Archaeologists find Maryland site of home where Harriet Tubman’s father once lived
Archaeologists working in a remote, marshy site on Maryland’s Eastern Shore say they’ve found the site of home where Ben Ross, the father of famed abolitionist Harriet Tubman, once lived.
Maryland Lt. Gov. Boyd Rutherford announced the discovery at a news conference on Tuesday, along with state and federal officials and the archaeologists from the Maryland Department of Transportation (MDOT), which made the find.
The site was found in a newly acquired section of the Blackwater National Wildlife Refuge, which is just a few miles away from the Harriet Tubman Underground Railroad National Historical Park.
Tubman was born into slavery in Maryland around 1822 and escaped in 1849 to Philadelphia, where she became an operator of the Underground Railroad, according to the Tubman Byway. She made approximately 13 trips back to Maryland over a decade and helped about 70 people escape slavery.
She is believed to have spent her early years at the site, where her father worked for several years selling timber that was transported to shipyards in Baltimore by freed Black mariners, Rutherford said.
“Harriet Tubman worked alongside her father as a teenager and historians believe Tubman learned how to navigate the land and waterways she would later traverse to lead enslaved people to freedom,” Rutherford said.
Archaeologists first learned of Ross’s property through historical land deeds and the will of the man who enslaved Ross and historical land deeds, officials said.
Slave owner Anthony Thompson left the 10 acres of land to Ross in his will and ordered that he be freed five years after his death in 1836, according to a news release from the Maryland Department of Transportation. The property was known in the 1800s as “Ben’s 10,” it said.
MDOT Chief Archaeologist Julie Schablitsky said they used those records to try to narrow down the location of the home.
In November, a team of a dozen archaeologists dug “hole after hole after hole” along the roadways in the search area.
“After digging a thousand holes, I was getting a little frustrated, I was like ‘where is this place?'” she said.
She decided to get out a metal detector and quickly found an 1808 half dollar coin.
“And this to me was my clue that we were getting close,” Schablitsky said, adding that 1808 was the year that Tubman’s parents got married and started their family.
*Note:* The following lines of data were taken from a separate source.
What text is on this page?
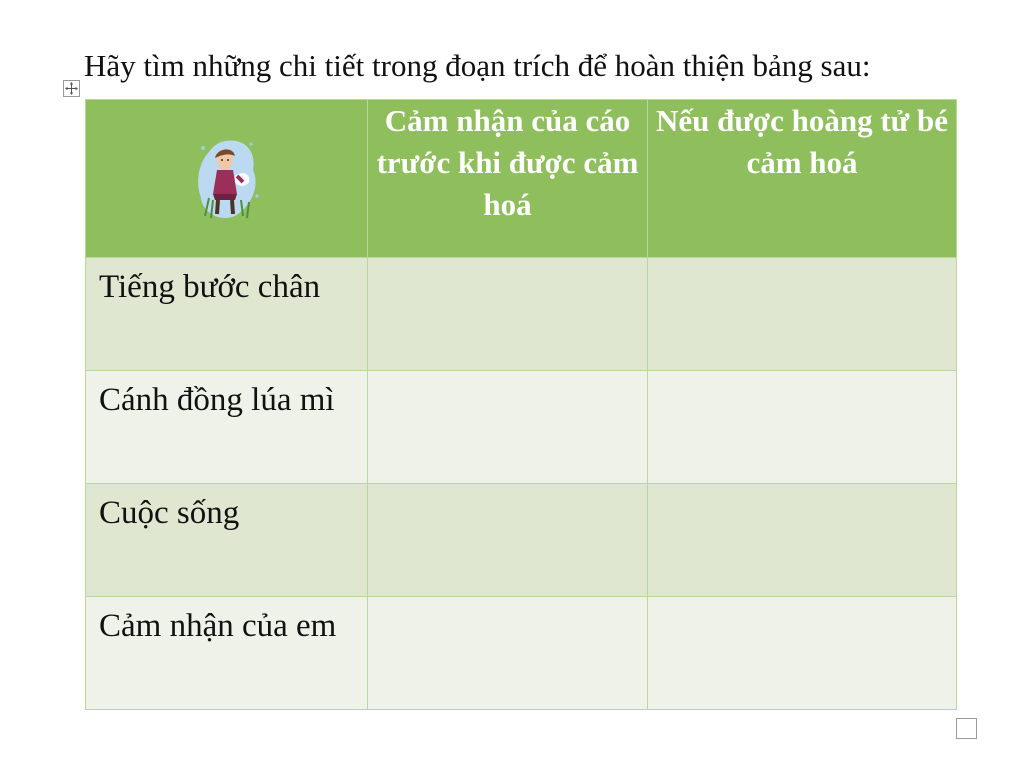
Hãy tìm những chi tiết trong đoạn trích để hoàn thiện bảng sau:
	Cảm nhận của cáo trước khi được cảm hoá	Nếu được hoàng tử bé cảm hoá
Tiếng bước chân		
Cánh đồng lúa mì		
Cuộc sống		
Cảm nhận của em		
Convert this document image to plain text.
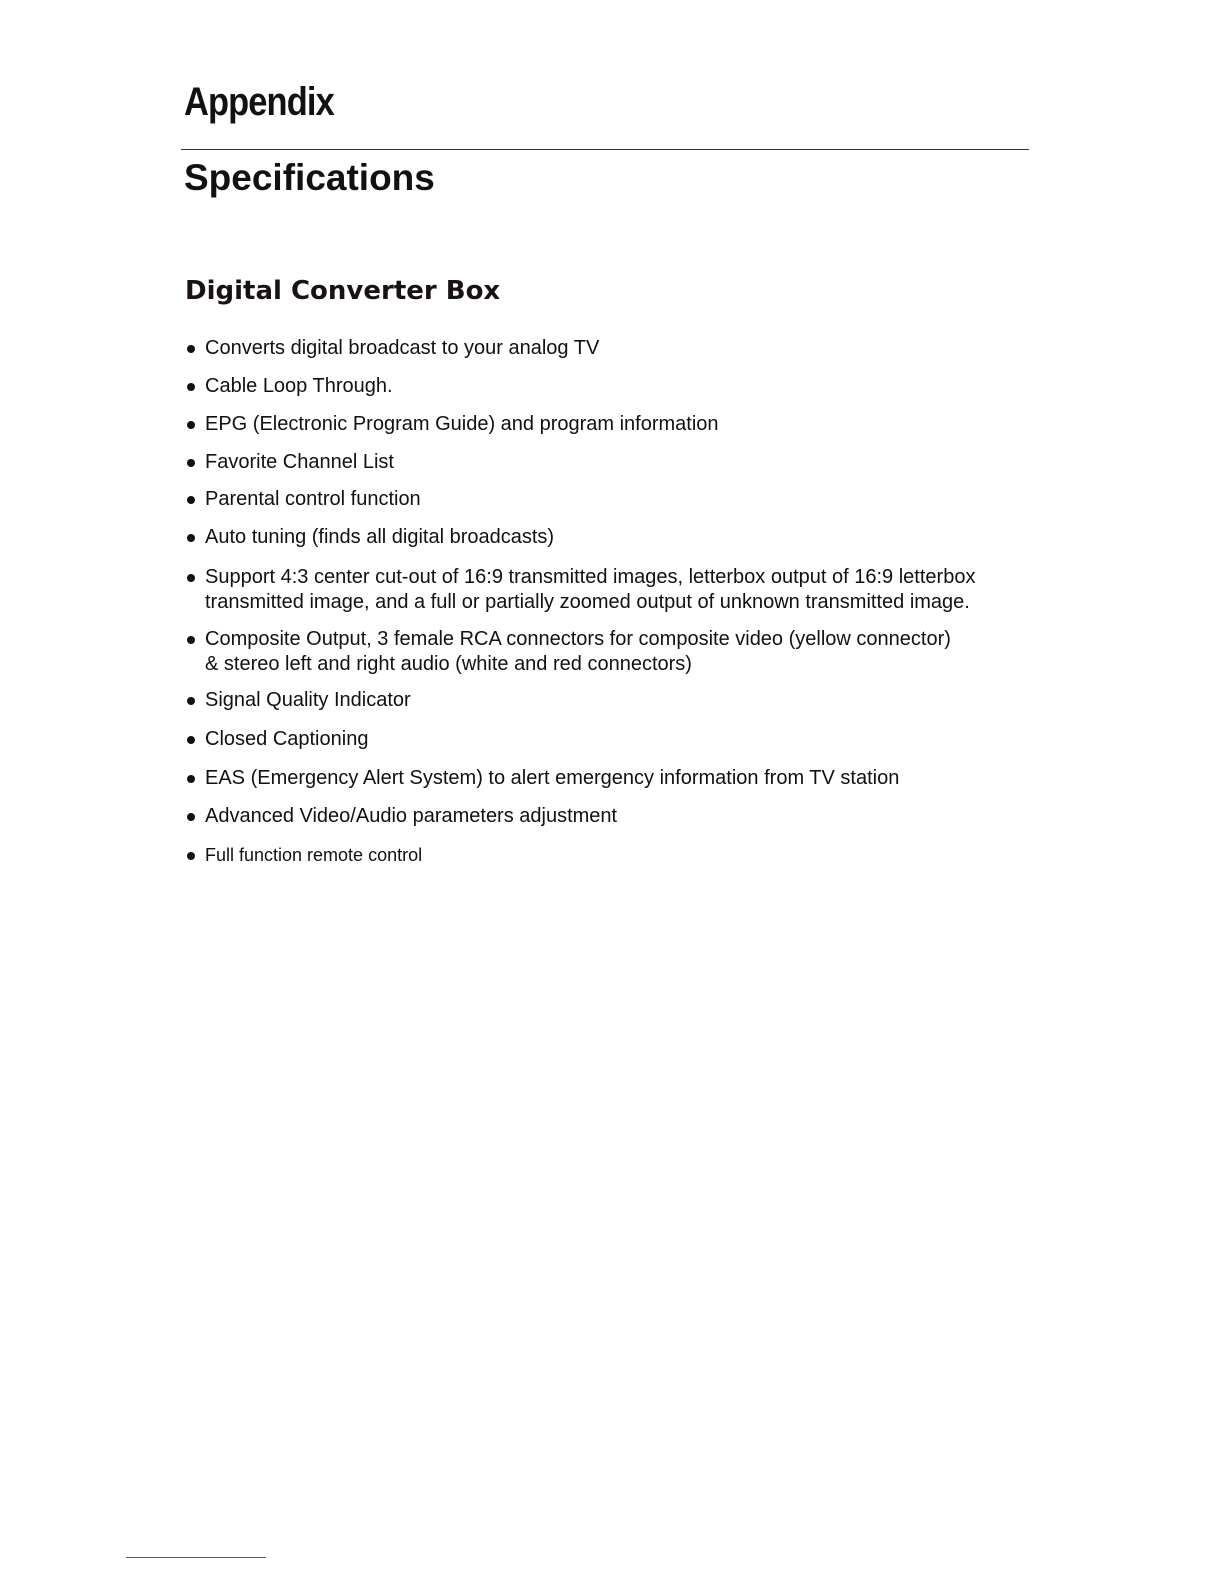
Appendix
Specifications
Digital Converter Box
Converts digital broadcast to your analog TV
Cable Loop Through.
EPG (Electronic Program Guide) and program information
Favorite Channel List
Parental control function
Auto tuning (finds all digital broadcasts)
Support 4:3 center cut-out of 16:9 transmitted images, letterbox output of 16:9 letterbox
transmitted image, and a full or partially zoomed output of unknown transmitted image.
Composite Output, 3 female RCA connectors for composite video (yellow connector)
& stereo left and right audio (white and red connectors)
Signal Quality Indicator
Closed Captioning
EAS (Emergency Alert System) to alert emergency information from TV station
Advanced Video/Audio parameters adjustment
Full function remote control
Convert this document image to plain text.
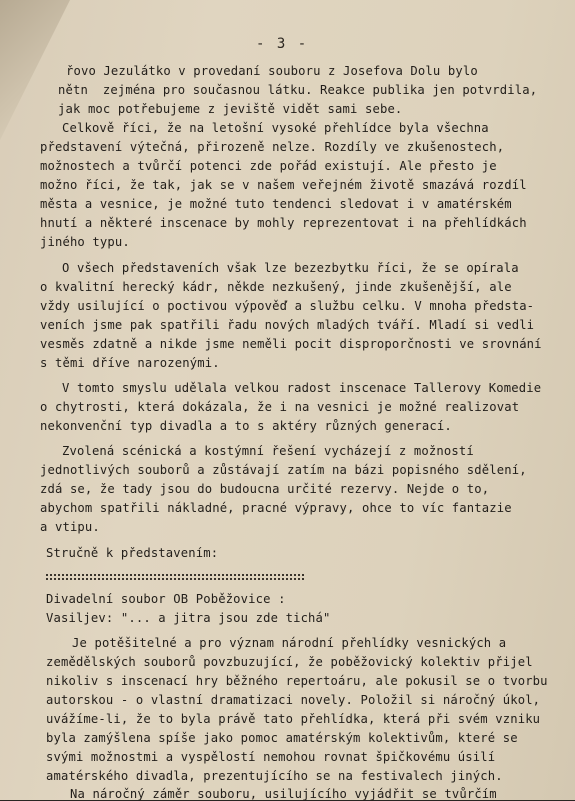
- 3 -
řovo Jezulátko v provedaní souboru z Josefova Dolu bylo
nětn  zejména pro současnou látku. Reakce publika jen potvrdila,
jak moc potřebujeme z jeviště vidět sami sebe.
Celkově říci, že na letošní vysoké přehlídce byla všechna
představení výtečná, přirozeně nelze. Rozdíly ve zkušenostech,
možnostech a tvůrčí potenci zde pořád existují. Ale přesto je
možno říci, že tak, jak se v našem veřejném životě smazává rozdíl
města a vesnice, je možné tuto tendenci sledovat i v amatérském
hnutí a některé inscenace by mohly reprezentovat i na přehlídkách
jiného typu.
O všech představeních však lze bezezbytku říci, že se opírala
o kvalitní herecký kádr, někde nezkušený, jinde zkušenější, ale
vždy usilující o poctivou výpověď a službu celku. V mnoha předsta-
veních jsme pak spatřili řadu nových mladých tváří. Mladí si vedli
vesměs zdatně a nikde jsme neměli pocit disproporčnosti ve srovnání
s těmi dříve narozenými.
V tomto smyslu udělala velkou radost inscenace Tallerovy Komedie
o chytrosti, která dokázala, že i na vesnici je možné realizovat
nekonvenční typ divadla a to s aktéry různých generací.
Zvolená scénická a kostýmní řešení vycházejí z možností
jednotlivých souborů a zůstávají zatím na bázi popisného sdělení,
zdá se, že tady jsou do budoucna určité rezervy. Nejde o to,
abychom spatřili nákladné, pracné výpravy, ohce to víc fantazie
a vtipu.
Stručně k představením:
Divadelní soubor OB Poběžovice :
Vasiljev: "... a jitra jsou zde tichá"
Je potěšitelné a pro význam národní přehlídky vesnických a
zemědělských souborů povzbuzující, že poběžovický kolektiv přijel
nikoliv s inscenací hry běžného repertoáru, ale pokusil se o tvorbu
autorskou - o vlastní dramatizaci novely. Položil si náročný úkol,
uvážíme-li, že to byla právě tato přehlídka, která při svém vzniku
byla zamýšlena spíše jako pomoc amatérským kolektivům, které se
svými možnostmi a vyspělostí nemohou rovnat špičkovému úsilí
amatérského divadla, prezentujícího se na festivalech jiných.
Na náročný záměr souboru, usilujícího vyjádřit se tvůrčím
They also found some ceramics in the area, before they ended their search.
She said the archaeologists came back last month and found more artifacts, including drawer pulls, shirt buttons, and pipe stems that dated to the early to mid-1800s, which is when Ross lived in the area.
Schablitsky said they also found a brick that Ross probably used as part of his cabin’s foundation.
She said they’ve just begun to excavate the site and they hope to learn more about how Ross lived.
Schablitsky said it’s a race against time because rising waters in the region threaten to overwhelm the site. She said water seeps into their holes as they’re digging for artifacts.
They did not reveal the exact location of the site and said it is closed to the public to prevent it from being disturbed.
Schablitsky said that she had sent photographs of their discoveries to Ross’s and Tubmans’s descendants during the dig, so they could learn more about their ancestors’ lives.
“It means so much to the family to be able to see all of this,” Wyatt said.
Tina Wyatt, Harriet Tubman’s great-great-great-grandniece and Ben Ross’s great-great-great-great-granddaughter, said the discoveries have helped humanize them and gave her a deeper connection to her family.
“The other thing that is so wonderful about it is that it’s pretty much untouched since the time that she was here, that he was here, so we’re able to really see what she saw, hear what she heard,” Wyatt said.